The Perth side featured on a list of 139 British companies that failed to pay £6.7 million to more than 95,000 workers.
HMRC accused the club of short-changing 28 workers by just over £14,200 – about £500 per employee.
But the Saints said the issue was resolved after a probe by tax officers more than three years ago.
A statement released by the club on Thursday morning said bosses “enabled HM Revenues and Customs to conclude a very lengthy scrutiny of its working practices in relation to the national minimal wage.”
The spokesman said: “HMRC looked at employees across the full spectrum of the club’s activities from professional football operation and match day staffing, to the club’s weekday operations which covered matters such as catering and conferencing.”
He added: “The outcome of this historic HMRC investigation was that they identified arrears amounting to £14,246 which was due to 28 different employees from the previous five years to 2017.
“As required, the club made arrangements for these former employees to be paid the relevant amounts.”
Of the affected staff, 25 were apprentice footballers. “Due to the absence of written evidence to support our position in relation to hours worker, as opposed to the actual rate of pay, the club was unable to disprove HMRC’s estimate of the average hours worked per week by these employees,” the spokesman said.
The club said hours of work undertaken by apprentices was fully reviewed following the probe, and changes were put in place.
“The perceived failure to pay three other employees the national minimum wage related to voluntary deductions from pay by these employees,” the team’s spokesman said. “The Club prides itself in treating our staff fairly and we are extremely disappointed to find ourselves in a position whereby we are criticised for failing to meet national minimum wage requirements.”
A total of 16 Scottish companies were named in list of “rogue employers”. HMRC said they failed to pay nearly £90,000 to over 11,000 workers in what was described as a “completely unacceptable breach of employment law.”
It is the first time the UK Government has named and shamed companies in this way since 2018.
According to the Department of Business, Energy and Industrial Strategy, Pizza Hut underpaid workers in Edinburgh by nearly £846,000.

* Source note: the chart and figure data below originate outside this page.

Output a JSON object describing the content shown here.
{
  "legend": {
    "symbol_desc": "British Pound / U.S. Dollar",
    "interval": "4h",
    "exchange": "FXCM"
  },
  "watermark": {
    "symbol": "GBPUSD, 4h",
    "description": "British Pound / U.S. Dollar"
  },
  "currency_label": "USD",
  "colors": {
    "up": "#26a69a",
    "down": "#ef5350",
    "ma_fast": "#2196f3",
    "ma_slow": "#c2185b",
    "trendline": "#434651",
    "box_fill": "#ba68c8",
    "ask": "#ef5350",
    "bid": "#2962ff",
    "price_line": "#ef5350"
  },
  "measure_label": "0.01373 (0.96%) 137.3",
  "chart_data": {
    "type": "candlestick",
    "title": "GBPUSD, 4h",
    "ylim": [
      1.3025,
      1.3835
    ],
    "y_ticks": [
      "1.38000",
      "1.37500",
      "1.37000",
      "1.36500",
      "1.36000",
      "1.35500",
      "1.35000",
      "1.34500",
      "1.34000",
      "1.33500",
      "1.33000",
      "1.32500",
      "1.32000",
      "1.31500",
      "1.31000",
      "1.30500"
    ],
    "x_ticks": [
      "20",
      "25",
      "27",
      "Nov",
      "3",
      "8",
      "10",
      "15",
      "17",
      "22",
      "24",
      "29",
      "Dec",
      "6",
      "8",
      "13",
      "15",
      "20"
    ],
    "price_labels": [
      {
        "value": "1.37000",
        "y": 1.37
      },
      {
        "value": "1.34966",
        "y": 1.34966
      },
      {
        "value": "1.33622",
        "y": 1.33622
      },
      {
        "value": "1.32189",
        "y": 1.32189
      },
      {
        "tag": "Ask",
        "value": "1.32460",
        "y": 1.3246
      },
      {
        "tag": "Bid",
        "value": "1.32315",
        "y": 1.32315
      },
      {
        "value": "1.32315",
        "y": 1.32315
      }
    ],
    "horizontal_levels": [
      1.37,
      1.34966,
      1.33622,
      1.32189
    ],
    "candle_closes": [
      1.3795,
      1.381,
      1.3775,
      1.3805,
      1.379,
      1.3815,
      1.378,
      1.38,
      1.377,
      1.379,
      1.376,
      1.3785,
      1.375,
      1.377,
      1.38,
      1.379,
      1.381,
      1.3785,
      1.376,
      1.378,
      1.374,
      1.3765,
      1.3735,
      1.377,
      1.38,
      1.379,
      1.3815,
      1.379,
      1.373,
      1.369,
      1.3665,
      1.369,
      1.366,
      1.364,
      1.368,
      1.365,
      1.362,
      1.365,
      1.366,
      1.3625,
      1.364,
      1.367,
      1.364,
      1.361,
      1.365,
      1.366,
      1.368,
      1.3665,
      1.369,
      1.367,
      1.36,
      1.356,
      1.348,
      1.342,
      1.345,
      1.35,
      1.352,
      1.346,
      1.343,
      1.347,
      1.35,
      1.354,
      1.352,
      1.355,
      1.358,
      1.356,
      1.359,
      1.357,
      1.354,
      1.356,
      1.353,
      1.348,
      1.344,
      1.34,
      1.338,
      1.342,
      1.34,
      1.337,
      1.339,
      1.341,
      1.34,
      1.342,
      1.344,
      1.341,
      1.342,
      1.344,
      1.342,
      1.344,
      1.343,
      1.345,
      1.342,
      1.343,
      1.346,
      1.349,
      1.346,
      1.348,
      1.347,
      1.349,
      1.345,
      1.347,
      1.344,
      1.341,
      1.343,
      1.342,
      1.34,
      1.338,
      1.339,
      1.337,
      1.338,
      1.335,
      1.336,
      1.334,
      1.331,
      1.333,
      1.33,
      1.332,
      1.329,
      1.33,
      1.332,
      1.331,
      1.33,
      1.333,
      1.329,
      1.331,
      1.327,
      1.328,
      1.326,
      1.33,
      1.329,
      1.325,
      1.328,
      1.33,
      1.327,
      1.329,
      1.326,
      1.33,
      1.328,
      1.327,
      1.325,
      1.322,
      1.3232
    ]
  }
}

The company said this related to an “historic uniform policy” from several years ago. “It is important to stress there was never any intent to underpay our employees,” a spokesman said. “We’re confident that the necessary processes have been fixed to ensure that this will not happen again.”
The main cause of minimum wage breaches was low-paid employees being made to cover work costs including paying for uniform, training or parking fees.
Business Minister Paul Scully said: “Paying the minimum wage is not optional, it is the law. It is never acceptable for any employer to short-change their workers.
“This should serve as a wake-up call to named employers and a reminder to everyone of the importance of paying workers what they are legally entitled to.”